Em entrevista ao Jornal CCO, Luciano explicou que o município fica localizado em uma região pouco favorecida socialmente, onde tem os maiores índices de pobreza, dificuldades e ausência de infraestrutura. Por isso ele foi impulsionado a fazer sua parte para ajudar. Desde o início já foram 43 escolas envolvidas – incluindo as redes municipal e estadual – e 20 foram premiadas. Dos 4.500 alunos, aproximadamente 500 foram premiados.

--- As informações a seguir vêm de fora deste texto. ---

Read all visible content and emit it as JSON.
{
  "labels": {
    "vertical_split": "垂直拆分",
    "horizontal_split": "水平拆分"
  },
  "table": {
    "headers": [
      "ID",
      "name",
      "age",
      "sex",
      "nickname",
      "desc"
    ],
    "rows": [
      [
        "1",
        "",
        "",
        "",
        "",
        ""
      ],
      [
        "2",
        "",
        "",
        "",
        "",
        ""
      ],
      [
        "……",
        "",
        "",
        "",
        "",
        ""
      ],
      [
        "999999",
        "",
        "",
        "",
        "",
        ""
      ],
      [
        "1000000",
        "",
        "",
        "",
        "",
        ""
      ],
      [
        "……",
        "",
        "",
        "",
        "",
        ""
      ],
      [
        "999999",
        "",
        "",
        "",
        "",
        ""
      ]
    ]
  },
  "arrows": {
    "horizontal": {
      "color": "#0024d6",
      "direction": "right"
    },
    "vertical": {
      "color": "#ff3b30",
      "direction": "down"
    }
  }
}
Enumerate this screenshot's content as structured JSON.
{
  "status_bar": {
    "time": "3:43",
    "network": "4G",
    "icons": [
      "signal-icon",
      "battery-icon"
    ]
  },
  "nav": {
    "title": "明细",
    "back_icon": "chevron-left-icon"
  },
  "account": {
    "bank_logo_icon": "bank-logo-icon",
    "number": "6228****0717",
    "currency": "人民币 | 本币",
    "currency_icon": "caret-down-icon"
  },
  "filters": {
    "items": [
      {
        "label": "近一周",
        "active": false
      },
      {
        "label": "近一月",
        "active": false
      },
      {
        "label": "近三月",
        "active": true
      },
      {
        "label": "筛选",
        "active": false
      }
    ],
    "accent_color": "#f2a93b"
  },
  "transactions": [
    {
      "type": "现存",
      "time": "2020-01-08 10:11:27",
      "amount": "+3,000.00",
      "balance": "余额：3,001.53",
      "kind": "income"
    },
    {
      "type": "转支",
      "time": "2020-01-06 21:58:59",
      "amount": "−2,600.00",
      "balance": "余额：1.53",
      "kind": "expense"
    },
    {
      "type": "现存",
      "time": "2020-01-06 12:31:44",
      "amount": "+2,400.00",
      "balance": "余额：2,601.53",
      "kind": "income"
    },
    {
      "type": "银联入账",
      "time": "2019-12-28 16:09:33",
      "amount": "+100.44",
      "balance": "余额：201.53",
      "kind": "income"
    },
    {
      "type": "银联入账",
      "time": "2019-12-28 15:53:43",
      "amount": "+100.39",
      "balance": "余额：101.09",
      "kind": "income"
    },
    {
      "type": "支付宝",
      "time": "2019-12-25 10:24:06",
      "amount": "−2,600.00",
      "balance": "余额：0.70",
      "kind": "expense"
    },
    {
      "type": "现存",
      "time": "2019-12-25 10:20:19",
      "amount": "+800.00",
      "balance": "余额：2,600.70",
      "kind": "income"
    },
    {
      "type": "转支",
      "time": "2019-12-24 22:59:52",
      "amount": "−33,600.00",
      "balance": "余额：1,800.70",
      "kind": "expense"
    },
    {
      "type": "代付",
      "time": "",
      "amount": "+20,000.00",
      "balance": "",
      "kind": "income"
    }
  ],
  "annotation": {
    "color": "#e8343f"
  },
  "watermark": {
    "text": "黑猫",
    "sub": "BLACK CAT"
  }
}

Como resultado do projeto, Luciano Barreto informa o IDEB (Índice de Desenvolvimento da Educação Básica) de uma das escolas que participa do projeto. Na escola Municipal Edila Costa, antes do projeto em 2005, o índice do IDEB era de 2,9%; e no ano de 2017, após a implantação do projeto, o número subiu para 4,6%. O índice de evasão (abandono) escolar era de 11,6%, que em 2012 caiu para 0%. Em relação à aprovação escolar, antes da implantação do projeto era de 71,83%, subindo no ano de 2012 para 98%.